Fake consultations in the NT

June 21, 2009
Issue 

Aboriginal residents living in remote communities in the Northern Territory have condemned the government's "consultation" about the NT intervention as farcical.

The Rudd Labor government said on May 21 it would reinstate the Racial Discrimination Act (RDA). The act was suspended by the previous Howard government to allow the passage of the discriminatory NT intervention laws.

Despite this, the government plans to continue with the exact same racist policies.

The intervention includes a number of punitive measures targeting only Aboriginal people. The police and the army were sent into Aboriginal townships. Strict alcohol, drug and pornography bans are twinned with the quarantining of 50% of welfare payments for those living in "prescribed areas". Indigenous welfare recipients can only spend this money at a government-approved shops using a special card.

The government started the consultation process with NT Indigenous communities in an effort to comply with provisions within the RDA that permit racial discrimination if it is considered in the interests of the people in question and they have given their informed consent.

The consultations with Aboriginal communities will supposedly give the government the "consent" it needs to make the intervention legal.

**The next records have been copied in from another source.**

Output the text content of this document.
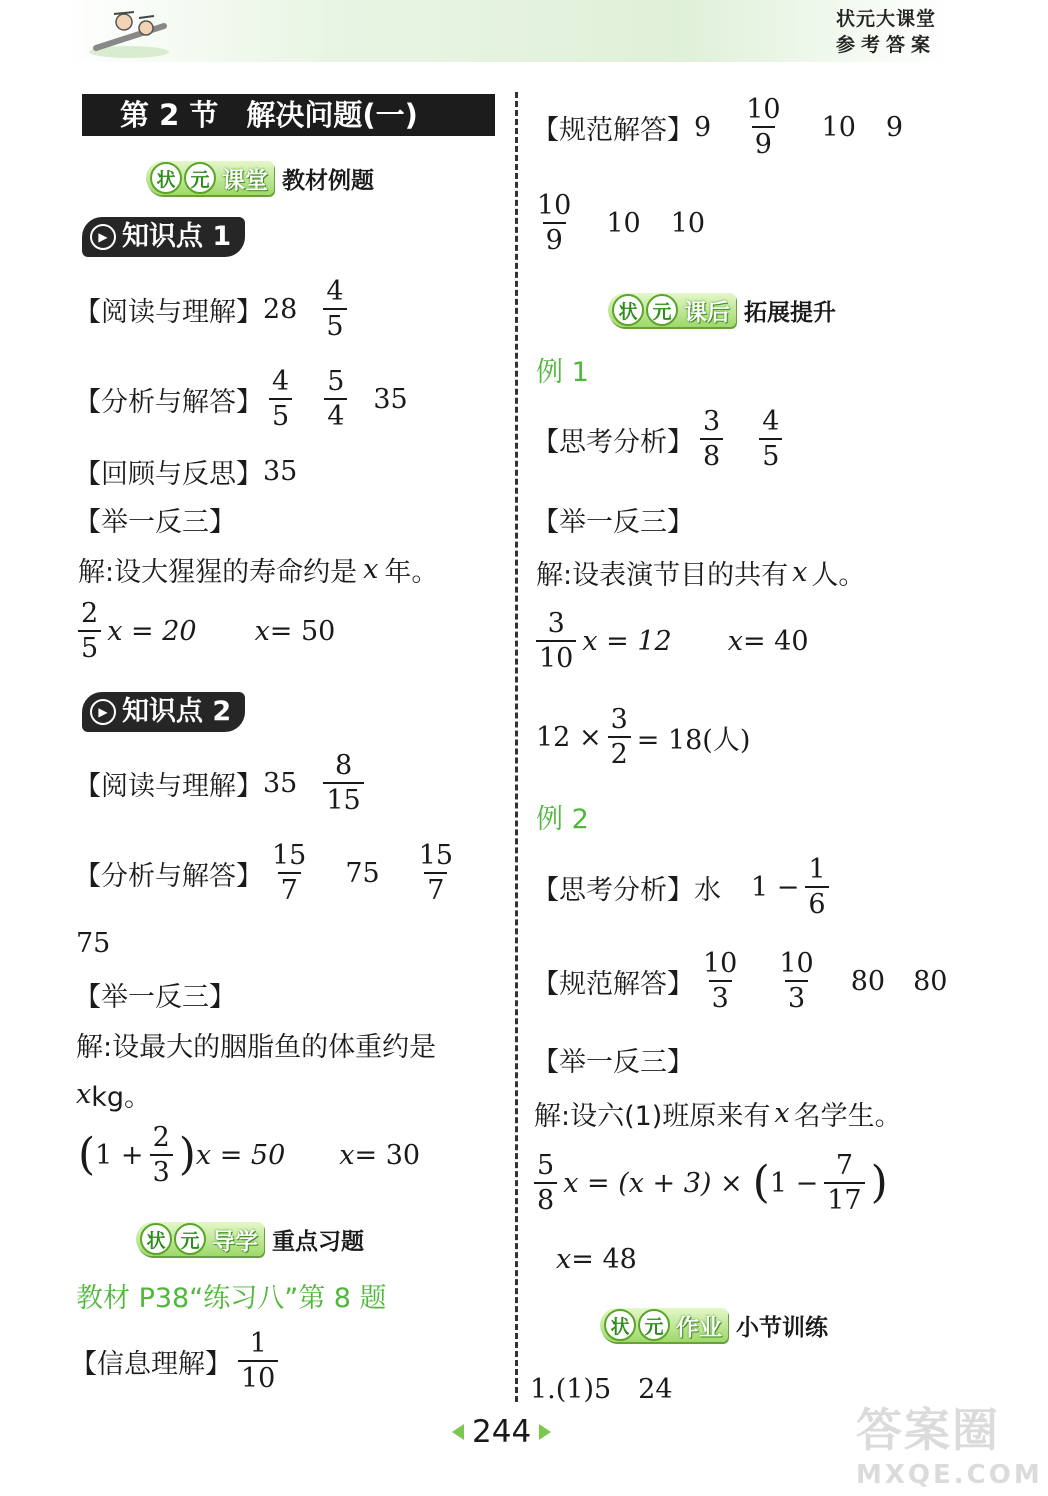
状元大课堂
参考答案
第 2 节 解决问题(一)
状 元 课堂 教材例题
▶ 知识点 1
【阅读与理解】 $28 \frac{4}{5}$
【分析与解答】 $\frac{4}{5} \frac{5}{4} 35$
【回顾与反思】 35
【举一反三】
解:设大猩猩的寿命约是 x 年。
$\frac{2}{5}$ x = 20 x = 50
▶ 知识点 2
【阅读与理解】 $35 \frac{8}{15}$
【分析与解答】 $\frac{15}{7} 75 \frac{15}{7}$
75
【举一反三】
解:设最大的胭脂鱼的体重约是
x kg。
( $1 + \frac{2}{3}$ ) x = 50 x = 30
状 元 导学 重点习题
教材 P38“练习八”第 8 题
【信息理解】 $\frac{1}{10}$
【规范解答】 $9 \frac{10}{9} 10$ 9
$\frac{10}{9} 10$ 10
状 元 课后 拓展提升
例 1
【思考分析】 $\frac{3}{8} \frac{4}{5}$
【举一反三】
解:设表演节目的共有 x 人。
$\frac{3}{10}$ x = 12 x = 40
$12 \times \frac{3}{2} = 18$(人)
例 2
【思考分析】 水 $1 - \frac{1}{6}$
【规范解答】 $\frac{10}{3} \frac{10}{3} 80$ 80
【举一反三】
解:设六(1)班原来有 x 名学生。
$\frac{5}{8}$ x = (x + 3) × ( $1 - \frac{7}{17}$ )
x = 48
状 元 作业 小节训练
1.(1)5　24
244	答案圈
MXQE.COM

The head of the federal government's Human Rights Consultancy Committee Father Frank Brennan told ABC Online on June 14 that the consultations should be able to determine the future of the intervention.

"It's not so much a question of the good intentions of government, rather it's a question of whether or not the people on whom the so-called benefit is to be bestowed have given their consent", he said.

The tour, which began on June 15, will visit each of the 73 communities targeted by the intervention. But some Aboriginal communities have criticised the consultation process, saying that there hasn't been enough notice or community involvement.

Imelda Palmer, a community leader from Santa Teresa, told ABC Online that she had no notice about the consultation that took place there on June 15.

"Not many people know about this meeting. I only found out when the ABC journalists came to interview me ... that's not good enough. It should have been a public meeting out in the open, for the whole community, not behind closed doors. It needs to be one voice out there in the open if this is proper consultation."